The stated reason for the move was a campaign promise of Kiribati President Teburoro Tito to eliminate the confusion of Kiribati straddling the Date Line and therefore being constantly in two different days. However, Kiribati officials were not reluctant to attempt to capitalize on the nation’s new status as owners of the first land to see sunrise in 2000. Other Pacific nations, including Tonga and New Zealand’s Chatham Islands, protested the move, objecting that it infringed on their claims to be the first land to see dawn in the year 2000.
In 1999, in order to further capitalize upon the massive public interest in celebrations marking the arrival of the year 2000, Caroline Island was officially renamed Millennium Island. Although uninhabited, a special celebration was held on the island, featuring performances by Kiribati native entertainers and attended by Kiribati president Tito. Over 70 Kiribati singers and dancers traveled to Caroline from the capital Tarawa, accompanied by approximately 25 journalists. The celebration, broadcast by satellite worldwide, had an estimated audience of up to one billion viewers.

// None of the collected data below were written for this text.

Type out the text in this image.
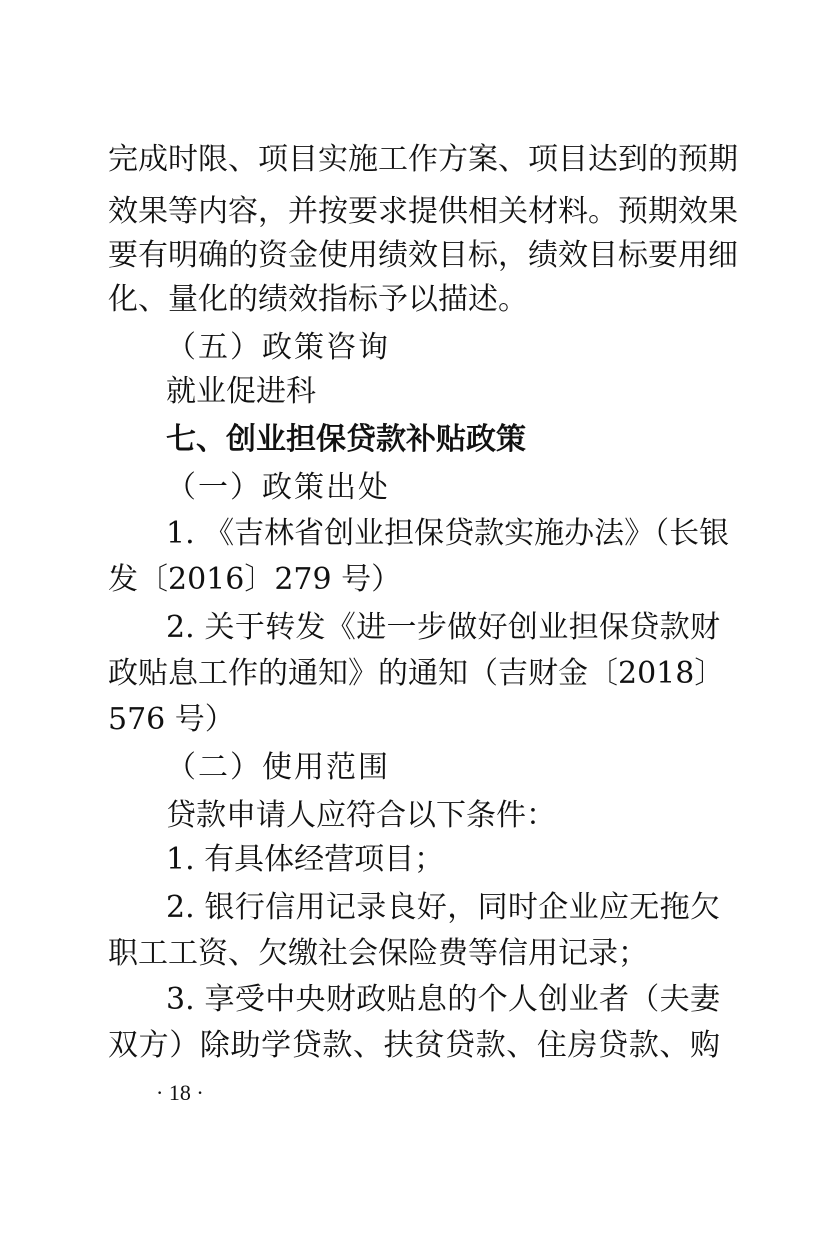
完成时限、项目实施工作方案、项目达到的预期
效果等内容，并按要求提供相关材料。预期效果
要有明确的资金使用绩效目标，绩效目标要用细
化、量化的绩效指标予以描述。
（五）政策咨询
就业促进科
七、创业担保贷款补贴政策
（一）政策出处
1. 《吉林省创业担保贷款实施办法》（长银
发〔2016〕279 号）
2. 关于转发《进一步做好创业担保贷款财
政贴息工作的通知》的通知（吉财金〔2018〕
576 号）
（二）使用范围
贷款申请人应符合以下条件：
1. 有具体经营项目；
2. 银行信用记录良好，同时企业应无拖欠
职工工资、欠缴社会保险费等信用记录；
3. 享受中央财政贴息的个人创业者（夫妻
双方）除助学贷款、扶贫贷款、住房贷款、购
· 18 ·
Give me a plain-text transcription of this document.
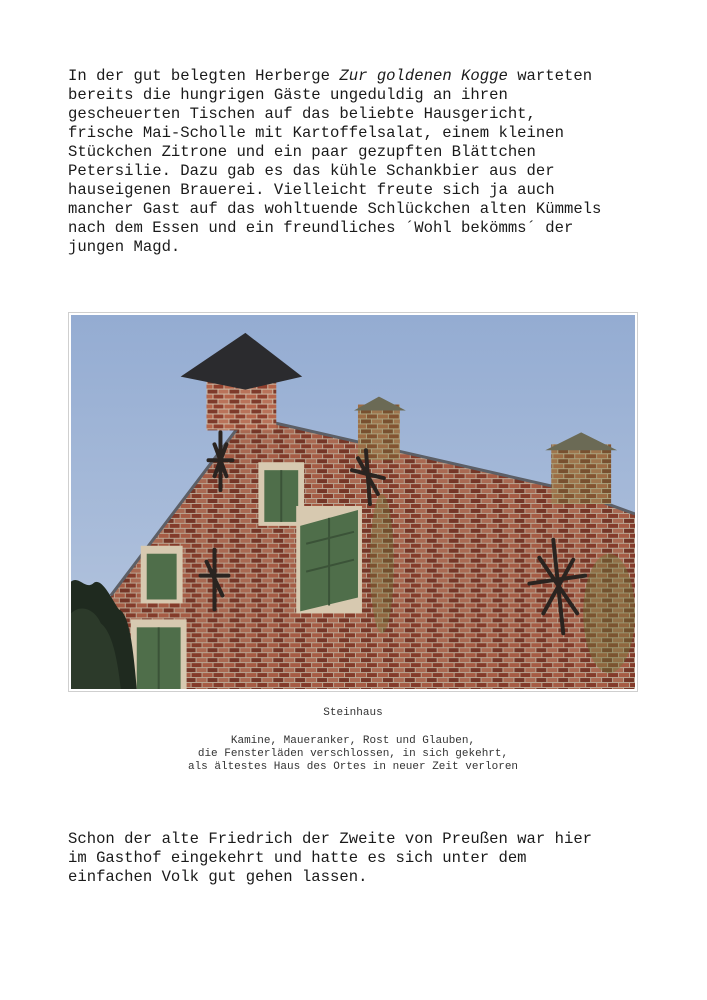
In der gut belegten Herberge Zur goldenen Kogge warteten
bereits die hungrigen Gäste ungeduldig an ihren
gescheuerten Tischen auf das beliebte Hausgericht,
frische Mai-Scholle mit Kartoffelsalat, einem kleinen
Stückchen Zitrone und ein paar gezupften Blättchen
Petersilie. Dazu gab es das kühle Schankbier aus der
hauseigenen Brauerei. Vielleicht freute sich ja auch
mancher Gast auf das wohltuende Schlückchen alten Kümmels
nach dem Essen und ein freundliches ´Wohl bekömms´ der
jungen Magd.

Steinhaus

Kamine, Maueranker, Rost und Glauben,
die Fensterläden verschlossen, in sich gekehrt,
als ältestes Haus des Ortes in neuer Zeit verloren

Schon der alte Friedrich der Zweite von Preußen war hier
im Gasthof eingekehrt und hatte es sich unter dem
einfachen Volk gut gehen lassen.
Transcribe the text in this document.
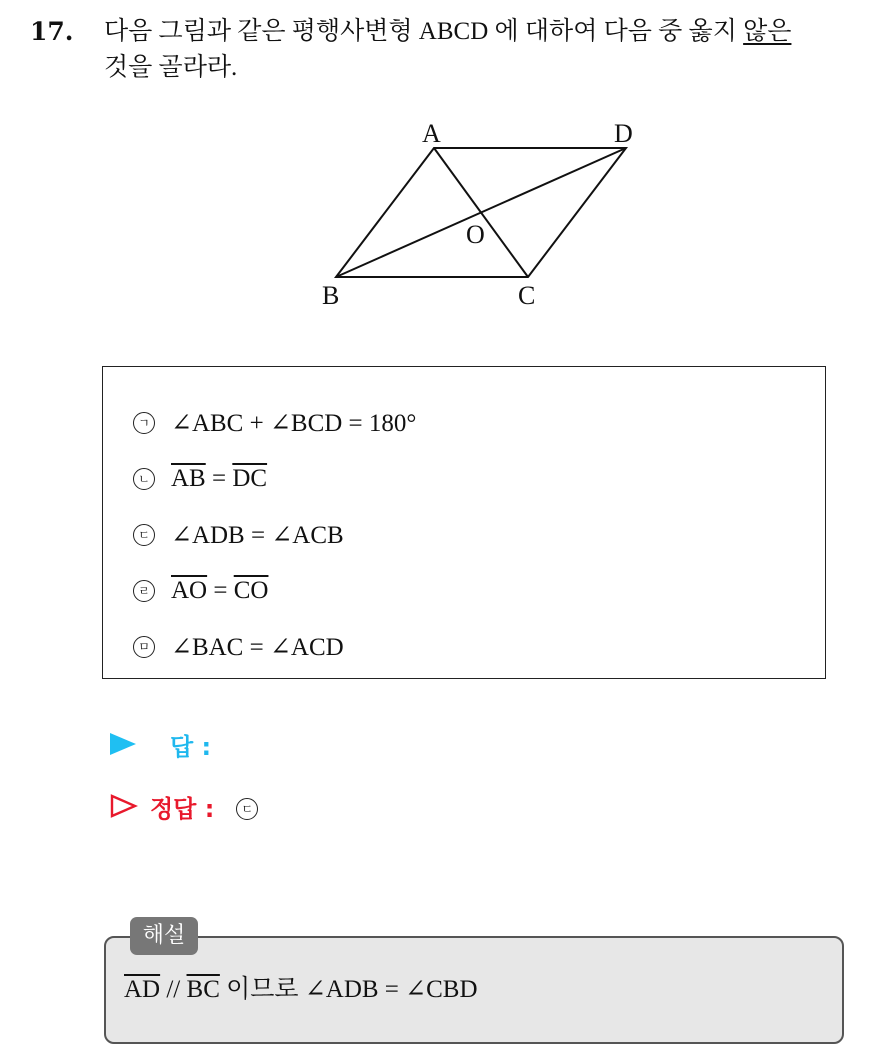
17. 다음 그림과 같은 평행사변형 ABCD 에 대하여 다음 중 옳지 않은
것을 골라라.
A	D
B	C
O
ㄱ ∠ABC + ∠BCD = 180°
ㄴ $\overline{AB} = \overline{DC}$
ㄷ ∠ADB = ∠ACB
ㄹ $\overline{AO} = \overline{CO}$
ㅁ ∠BAC = ∠ACD
답 :
정답 :	ㄷ
해설
$\overline{AD} // \overline{BC}$ 이므로 ∠ADB = ∠CBD
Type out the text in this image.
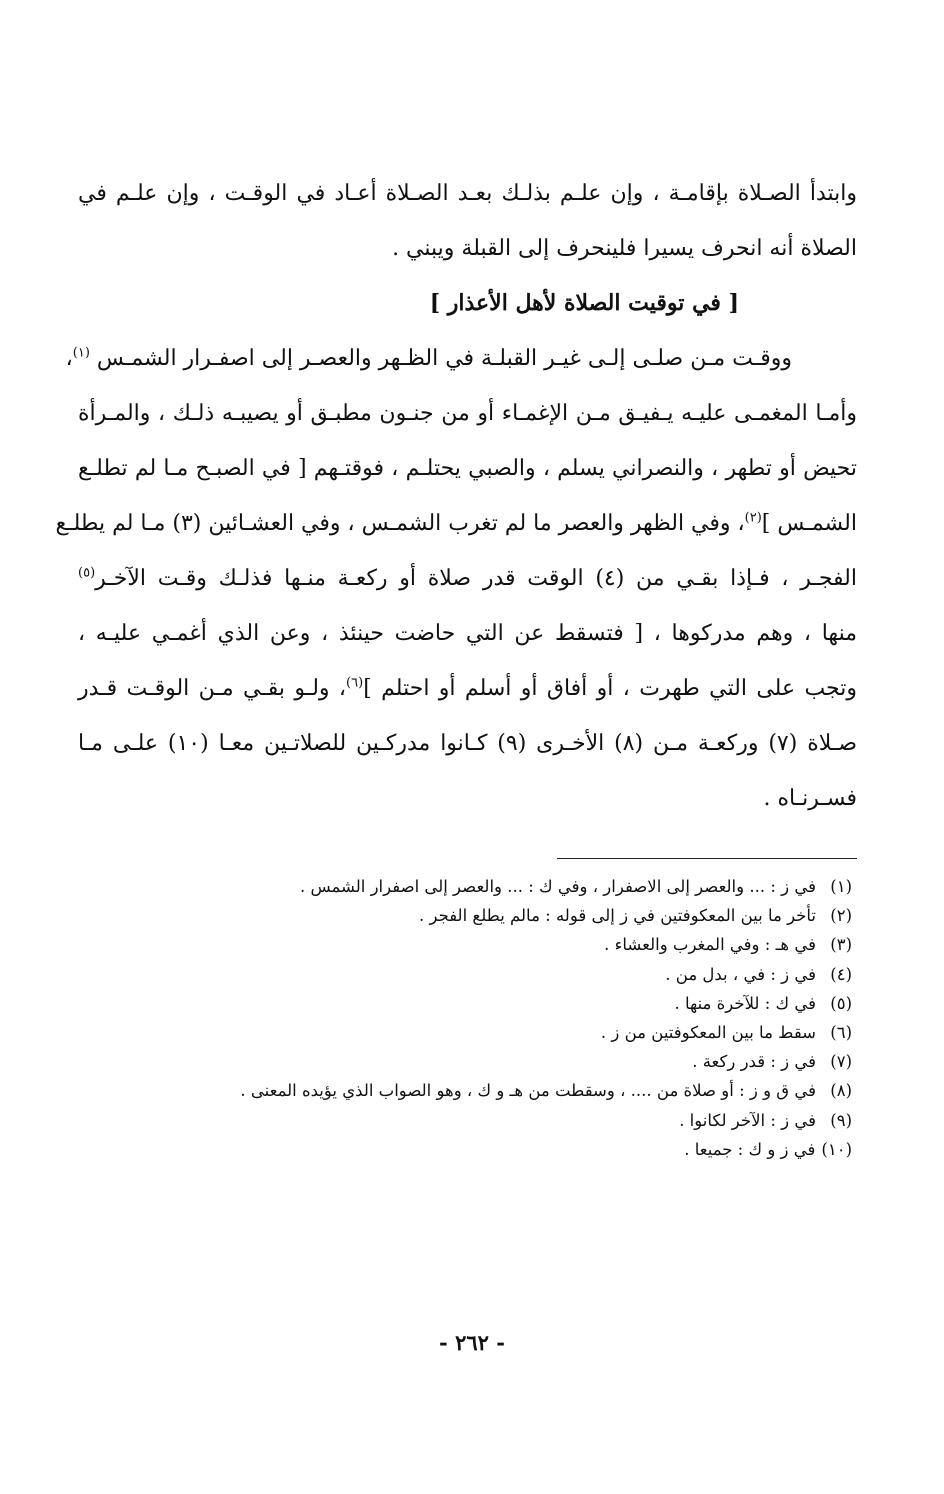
وابتدأ الصـلاة بإقامـة ، وإن علـم بذلـك بعـد الصـلاة أعـاد في الوقـت ، وإن علـم في
الصلاة أنه انحرف يسيرا فلينحرف إلى القبلة ويبني .
[ في توقيت الصلاة لأهل الأعذار ]
ووقـت مـن صلـى إلـى غيـر القبلـة في الظـهر والعصـر إلى اصفـرار الشمـس $^{(١)}$،
وأمـا المغمـى عليـه يـفيـق مـن الإغمـاء أو من جنـون مطبـق أو يصيبـه ذلـك ، والمـرأة
تحيض أو تطهر ، والنصراني يسلم ، والصبي يحتلـم ، فوقتـهم [ في الصبـح مـا لم تطلـع
الشمـس ]$^{(٢)}$، وفي الظهر والعصر ما لم تغرب الشمـس ، وفي العشـائين (٣) مـا لم يطلـع
الفجـر ، فـإذا بقـي من (٤) الوقت قدر صلاة أو ركعـة منـها فذلـك وقـت الآخـر$^{(٥)}$
منها ، وهم مدركوها ، [ فتسقط عن التي حاضت حينئذ ، وعن الذي أغمـي عليـه ،
وتجب على التي طهرت ، أو أفاق أو أسلم أو احتلم ]$^{(٦)}$، ولـو بقـي مـن الوقـت قـدر
صـلاة (٧) وركعـة مـن (٨) الأخـرى (٩) كـانوا مدركـين للصلاتـين معـا (١٠) علـى مـا
فسـرنـاه .
(١)في ز : ... والعصر إلى الاصفرار ، وفي ك : ... والعصر إلى اصفرار الشمس .
(٢)تأخر ما بين المعكوفتين في ز إلى قوله : مالم يطلع الفجر .
(٣)في هـ : وفي المغرب والعشاء .
(٤)في ز : في ، بدل من .
(٥)في ك : للآخرة منها .
(٦)سقط ما بين المعكوفتين من ز .
(٧)في ز : قدر ركعة .
(٨)في ق و ز : أو صلاة من .... ، وسقطت من هـ و ك ، وهو الصواب الذي يؤيده المعنى .
(٩)في ز : الآخر لكانوا .
(١٠)في ز و ك : جميعا .
- ٢٦٢ -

Caroline island is also noted for its nearly pristine ecological conditions, and for its “incredible density of Tridacna, the colorful giant clams.”
*Strictly speaking, Micronesia as a whole, unlike Polynesia, does not form a clear-cut cultural-linguistic category, as the languages of Palau, Guam, and the Northern Mariana Islands, which are geographically classified as parts of Micronesia, do not belong to the Micronesian family.